Исчерпав любые доводы, Шон показал другу фотки школ в Израиле и военные подразделения — счастливую молодёжь с миролюбивыми лицами, — Манюк гнусаво прочитал заупокоённую молитву по евреям, которых коварство врага заставило сойтись в одном месте, чтобы убить их, как во времена варшавского гетта.

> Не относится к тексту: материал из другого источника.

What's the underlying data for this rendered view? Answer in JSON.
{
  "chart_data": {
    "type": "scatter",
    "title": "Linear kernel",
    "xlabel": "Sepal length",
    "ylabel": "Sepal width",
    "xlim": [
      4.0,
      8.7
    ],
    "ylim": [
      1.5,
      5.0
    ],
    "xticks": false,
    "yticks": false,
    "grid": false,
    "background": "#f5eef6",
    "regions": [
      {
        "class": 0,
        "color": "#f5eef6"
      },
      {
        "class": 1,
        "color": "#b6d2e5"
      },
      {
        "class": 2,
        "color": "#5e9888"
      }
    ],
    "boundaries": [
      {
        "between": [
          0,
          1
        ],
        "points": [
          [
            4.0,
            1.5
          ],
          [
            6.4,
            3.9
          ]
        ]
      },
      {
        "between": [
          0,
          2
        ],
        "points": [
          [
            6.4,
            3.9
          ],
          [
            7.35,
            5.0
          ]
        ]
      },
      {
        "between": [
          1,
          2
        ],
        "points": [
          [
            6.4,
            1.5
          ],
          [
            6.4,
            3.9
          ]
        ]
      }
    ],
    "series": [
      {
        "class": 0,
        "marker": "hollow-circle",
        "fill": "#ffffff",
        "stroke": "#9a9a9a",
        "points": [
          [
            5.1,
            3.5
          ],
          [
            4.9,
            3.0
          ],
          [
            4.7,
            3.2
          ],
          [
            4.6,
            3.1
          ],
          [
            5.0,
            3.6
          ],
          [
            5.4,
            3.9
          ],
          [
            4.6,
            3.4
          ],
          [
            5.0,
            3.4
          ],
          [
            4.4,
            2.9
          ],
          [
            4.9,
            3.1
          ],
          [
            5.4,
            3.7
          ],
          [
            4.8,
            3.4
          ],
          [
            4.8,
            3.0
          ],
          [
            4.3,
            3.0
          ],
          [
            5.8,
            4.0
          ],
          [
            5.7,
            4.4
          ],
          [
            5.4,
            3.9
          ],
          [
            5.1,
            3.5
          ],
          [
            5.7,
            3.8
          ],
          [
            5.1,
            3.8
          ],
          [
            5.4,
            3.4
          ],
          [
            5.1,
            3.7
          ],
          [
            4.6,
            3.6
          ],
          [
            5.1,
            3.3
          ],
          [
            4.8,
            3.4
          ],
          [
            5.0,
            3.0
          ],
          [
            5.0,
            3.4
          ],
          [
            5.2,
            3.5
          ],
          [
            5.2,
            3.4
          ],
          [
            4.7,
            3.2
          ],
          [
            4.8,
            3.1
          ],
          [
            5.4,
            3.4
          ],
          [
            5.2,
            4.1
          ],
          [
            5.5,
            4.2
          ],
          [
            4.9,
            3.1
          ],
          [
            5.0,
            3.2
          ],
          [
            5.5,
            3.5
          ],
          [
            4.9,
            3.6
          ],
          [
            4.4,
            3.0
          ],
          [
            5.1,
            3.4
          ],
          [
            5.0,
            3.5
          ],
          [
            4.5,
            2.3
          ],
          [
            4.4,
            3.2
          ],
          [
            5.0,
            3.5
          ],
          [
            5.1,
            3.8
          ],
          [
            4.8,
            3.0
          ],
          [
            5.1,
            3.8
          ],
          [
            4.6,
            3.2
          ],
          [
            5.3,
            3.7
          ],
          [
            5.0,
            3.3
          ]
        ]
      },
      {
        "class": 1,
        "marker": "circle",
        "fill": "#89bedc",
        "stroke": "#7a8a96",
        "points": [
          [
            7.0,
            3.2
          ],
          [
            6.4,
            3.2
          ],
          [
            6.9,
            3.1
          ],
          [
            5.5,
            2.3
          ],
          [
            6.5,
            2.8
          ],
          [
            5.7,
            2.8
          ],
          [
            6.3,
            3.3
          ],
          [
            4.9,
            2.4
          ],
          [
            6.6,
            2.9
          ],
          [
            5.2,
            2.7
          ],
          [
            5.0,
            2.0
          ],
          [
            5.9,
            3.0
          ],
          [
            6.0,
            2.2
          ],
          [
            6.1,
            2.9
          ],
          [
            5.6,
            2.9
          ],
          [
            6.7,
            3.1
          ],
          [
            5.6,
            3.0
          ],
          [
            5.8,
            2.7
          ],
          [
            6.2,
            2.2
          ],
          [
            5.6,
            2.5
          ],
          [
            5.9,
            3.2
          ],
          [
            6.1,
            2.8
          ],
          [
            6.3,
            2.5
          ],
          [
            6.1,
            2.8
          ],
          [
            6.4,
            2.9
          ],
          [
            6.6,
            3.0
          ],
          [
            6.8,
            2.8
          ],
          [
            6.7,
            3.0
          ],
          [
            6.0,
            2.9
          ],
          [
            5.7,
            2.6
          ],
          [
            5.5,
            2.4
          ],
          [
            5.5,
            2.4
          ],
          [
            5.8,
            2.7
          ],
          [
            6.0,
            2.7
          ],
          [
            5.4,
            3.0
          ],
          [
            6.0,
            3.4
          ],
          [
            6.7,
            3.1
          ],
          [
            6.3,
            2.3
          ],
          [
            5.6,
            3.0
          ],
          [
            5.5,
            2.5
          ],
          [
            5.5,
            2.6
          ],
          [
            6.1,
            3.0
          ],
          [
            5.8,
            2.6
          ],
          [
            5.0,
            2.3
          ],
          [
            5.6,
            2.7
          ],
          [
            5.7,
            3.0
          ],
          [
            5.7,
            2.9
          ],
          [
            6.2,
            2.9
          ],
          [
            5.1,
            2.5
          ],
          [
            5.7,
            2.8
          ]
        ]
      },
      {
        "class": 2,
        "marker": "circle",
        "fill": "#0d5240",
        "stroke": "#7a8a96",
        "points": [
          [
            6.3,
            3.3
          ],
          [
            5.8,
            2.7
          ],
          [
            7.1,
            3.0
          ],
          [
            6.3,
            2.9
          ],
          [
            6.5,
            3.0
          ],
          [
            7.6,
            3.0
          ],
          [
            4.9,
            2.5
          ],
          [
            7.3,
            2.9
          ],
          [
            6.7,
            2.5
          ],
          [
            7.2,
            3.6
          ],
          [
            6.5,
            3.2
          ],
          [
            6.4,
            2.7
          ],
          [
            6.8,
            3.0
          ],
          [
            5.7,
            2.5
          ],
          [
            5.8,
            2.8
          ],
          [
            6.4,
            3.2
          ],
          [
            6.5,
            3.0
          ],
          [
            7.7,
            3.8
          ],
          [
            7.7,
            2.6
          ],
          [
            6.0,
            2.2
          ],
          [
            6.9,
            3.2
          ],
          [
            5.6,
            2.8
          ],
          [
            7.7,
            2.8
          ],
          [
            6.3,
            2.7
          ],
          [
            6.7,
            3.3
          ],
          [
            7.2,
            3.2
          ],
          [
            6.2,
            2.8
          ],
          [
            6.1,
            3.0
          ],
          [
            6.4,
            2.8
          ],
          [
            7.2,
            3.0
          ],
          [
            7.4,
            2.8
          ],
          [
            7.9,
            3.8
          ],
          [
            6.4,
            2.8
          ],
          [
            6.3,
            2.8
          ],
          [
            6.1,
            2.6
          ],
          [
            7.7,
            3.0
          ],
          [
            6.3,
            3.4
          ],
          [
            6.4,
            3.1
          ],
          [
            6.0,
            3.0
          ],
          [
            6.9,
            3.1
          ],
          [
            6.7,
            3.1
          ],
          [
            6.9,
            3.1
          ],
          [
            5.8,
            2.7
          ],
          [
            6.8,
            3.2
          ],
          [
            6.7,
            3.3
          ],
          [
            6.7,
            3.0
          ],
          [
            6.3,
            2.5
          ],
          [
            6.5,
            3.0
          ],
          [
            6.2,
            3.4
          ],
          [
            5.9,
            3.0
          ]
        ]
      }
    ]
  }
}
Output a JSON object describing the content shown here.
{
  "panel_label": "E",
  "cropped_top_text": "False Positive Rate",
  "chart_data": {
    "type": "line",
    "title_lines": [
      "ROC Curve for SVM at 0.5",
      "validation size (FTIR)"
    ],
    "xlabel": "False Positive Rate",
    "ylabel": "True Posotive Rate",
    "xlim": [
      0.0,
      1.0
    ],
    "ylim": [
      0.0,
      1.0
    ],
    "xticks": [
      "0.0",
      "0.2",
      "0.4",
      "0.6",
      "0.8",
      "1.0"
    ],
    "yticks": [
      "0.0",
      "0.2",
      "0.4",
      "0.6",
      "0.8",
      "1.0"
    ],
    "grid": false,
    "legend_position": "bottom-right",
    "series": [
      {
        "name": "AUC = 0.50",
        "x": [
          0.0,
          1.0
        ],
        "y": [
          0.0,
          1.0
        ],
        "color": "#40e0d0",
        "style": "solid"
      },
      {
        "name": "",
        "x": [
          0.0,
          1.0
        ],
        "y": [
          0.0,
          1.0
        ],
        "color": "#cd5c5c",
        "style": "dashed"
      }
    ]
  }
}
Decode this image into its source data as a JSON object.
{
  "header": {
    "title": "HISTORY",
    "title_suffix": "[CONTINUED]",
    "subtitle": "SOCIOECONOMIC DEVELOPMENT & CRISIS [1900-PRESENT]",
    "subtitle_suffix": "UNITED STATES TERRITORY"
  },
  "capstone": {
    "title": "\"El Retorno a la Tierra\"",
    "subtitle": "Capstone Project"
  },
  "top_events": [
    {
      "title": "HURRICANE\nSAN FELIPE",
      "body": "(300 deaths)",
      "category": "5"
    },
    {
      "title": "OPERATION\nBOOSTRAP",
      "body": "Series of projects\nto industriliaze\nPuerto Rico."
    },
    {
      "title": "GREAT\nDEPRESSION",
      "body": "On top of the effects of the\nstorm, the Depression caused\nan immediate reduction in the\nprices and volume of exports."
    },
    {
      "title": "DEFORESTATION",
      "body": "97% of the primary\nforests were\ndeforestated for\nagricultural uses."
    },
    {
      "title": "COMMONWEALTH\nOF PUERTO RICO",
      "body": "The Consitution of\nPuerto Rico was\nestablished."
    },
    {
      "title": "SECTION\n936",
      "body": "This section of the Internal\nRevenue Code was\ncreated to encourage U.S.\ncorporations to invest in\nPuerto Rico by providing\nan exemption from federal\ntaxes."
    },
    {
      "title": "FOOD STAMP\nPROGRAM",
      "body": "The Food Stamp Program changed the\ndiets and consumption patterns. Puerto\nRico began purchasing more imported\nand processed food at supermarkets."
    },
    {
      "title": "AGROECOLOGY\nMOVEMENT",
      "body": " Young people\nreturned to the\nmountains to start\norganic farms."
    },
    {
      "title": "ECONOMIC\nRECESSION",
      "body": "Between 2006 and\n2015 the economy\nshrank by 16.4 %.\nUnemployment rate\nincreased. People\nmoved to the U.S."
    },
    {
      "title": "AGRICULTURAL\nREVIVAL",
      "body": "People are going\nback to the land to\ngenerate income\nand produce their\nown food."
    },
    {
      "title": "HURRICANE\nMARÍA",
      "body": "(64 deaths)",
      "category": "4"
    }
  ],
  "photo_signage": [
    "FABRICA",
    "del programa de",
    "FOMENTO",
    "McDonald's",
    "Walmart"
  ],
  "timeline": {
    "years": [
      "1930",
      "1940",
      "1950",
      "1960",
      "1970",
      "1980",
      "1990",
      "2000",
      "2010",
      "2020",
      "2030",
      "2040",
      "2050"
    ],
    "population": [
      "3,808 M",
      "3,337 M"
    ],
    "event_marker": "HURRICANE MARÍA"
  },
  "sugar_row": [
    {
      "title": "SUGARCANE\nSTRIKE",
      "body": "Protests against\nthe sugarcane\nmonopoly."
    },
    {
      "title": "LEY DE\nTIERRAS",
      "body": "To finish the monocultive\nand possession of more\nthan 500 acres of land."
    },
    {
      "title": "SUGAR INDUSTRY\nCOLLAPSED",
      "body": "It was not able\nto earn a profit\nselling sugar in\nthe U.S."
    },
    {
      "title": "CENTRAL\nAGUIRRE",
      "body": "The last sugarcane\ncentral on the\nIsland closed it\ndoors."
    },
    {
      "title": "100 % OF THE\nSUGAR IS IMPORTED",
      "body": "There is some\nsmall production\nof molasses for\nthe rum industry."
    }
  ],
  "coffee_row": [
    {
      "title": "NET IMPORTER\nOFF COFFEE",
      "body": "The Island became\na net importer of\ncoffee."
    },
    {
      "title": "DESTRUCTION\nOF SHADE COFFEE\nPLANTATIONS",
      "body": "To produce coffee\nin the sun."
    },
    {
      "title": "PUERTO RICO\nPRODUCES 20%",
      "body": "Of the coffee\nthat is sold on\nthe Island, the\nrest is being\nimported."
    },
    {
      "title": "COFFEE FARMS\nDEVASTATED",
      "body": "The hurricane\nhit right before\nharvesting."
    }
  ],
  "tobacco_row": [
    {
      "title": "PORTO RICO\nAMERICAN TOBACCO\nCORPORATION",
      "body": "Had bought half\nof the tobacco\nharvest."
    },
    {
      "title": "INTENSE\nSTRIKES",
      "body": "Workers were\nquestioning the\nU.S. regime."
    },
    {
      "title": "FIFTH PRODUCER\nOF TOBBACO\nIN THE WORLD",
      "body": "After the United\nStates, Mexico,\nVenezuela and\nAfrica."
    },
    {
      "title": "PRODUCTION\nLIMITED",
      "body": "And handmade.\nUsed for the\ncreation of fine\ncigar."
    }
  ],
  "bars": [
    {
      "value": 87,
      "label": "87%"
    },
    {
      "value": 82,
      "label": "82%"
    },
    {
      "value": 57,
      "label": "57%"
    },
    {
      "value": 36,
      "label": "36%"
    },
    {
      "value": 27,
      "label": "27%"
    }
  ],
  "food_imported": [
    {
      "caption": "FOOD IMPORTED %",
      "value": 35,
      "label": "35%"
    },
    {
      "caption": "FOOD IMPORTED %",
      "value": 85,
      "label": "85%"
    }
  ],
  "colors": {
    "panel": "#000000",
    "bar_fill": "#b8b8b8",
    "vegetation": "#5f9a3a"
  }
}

Манюк был тупым человеком и Шон это знал. Разум бедного не был настолько выносливым, как его тело. В концлагере индейца обожал мучить помощник коменданта Айхмана, эсэсовский штурмфюрер Шульц. Никто не верил, что Манюк сумеет вырваться из рук того невредимым. Как и Шон, Манюк до войны был портным. Пусть его пальцы потеряли сноровку, индеец очень быстро освоил иголку, и мастерская ≪Портной Парижа≫ стала справляться с заказами, текущими от людей. Рабочее место Манюка находилось в мрачном углу, за плотной шторой из сатина, которая утаивала индейца от чужих глаз. На улицу Манюк выходил только после того, как стихали шаги прохожих и закрывались остальные заведения. Он всегда думал о своём и странно улыбался; глаза его странно блестели, излучая свет, который приносит горе его хозяину. Два раза индеец сбегал; первый раз он убежал на 16-ю годовщину падения рейха.
Менты Боливии возвратили его.
Второй раз индеец убежал надолго.
Вернувшись, он налакался, ходил по улице и орал:
— Со скал скоро придёт великий вождь и устроит жителям кровавую бойню.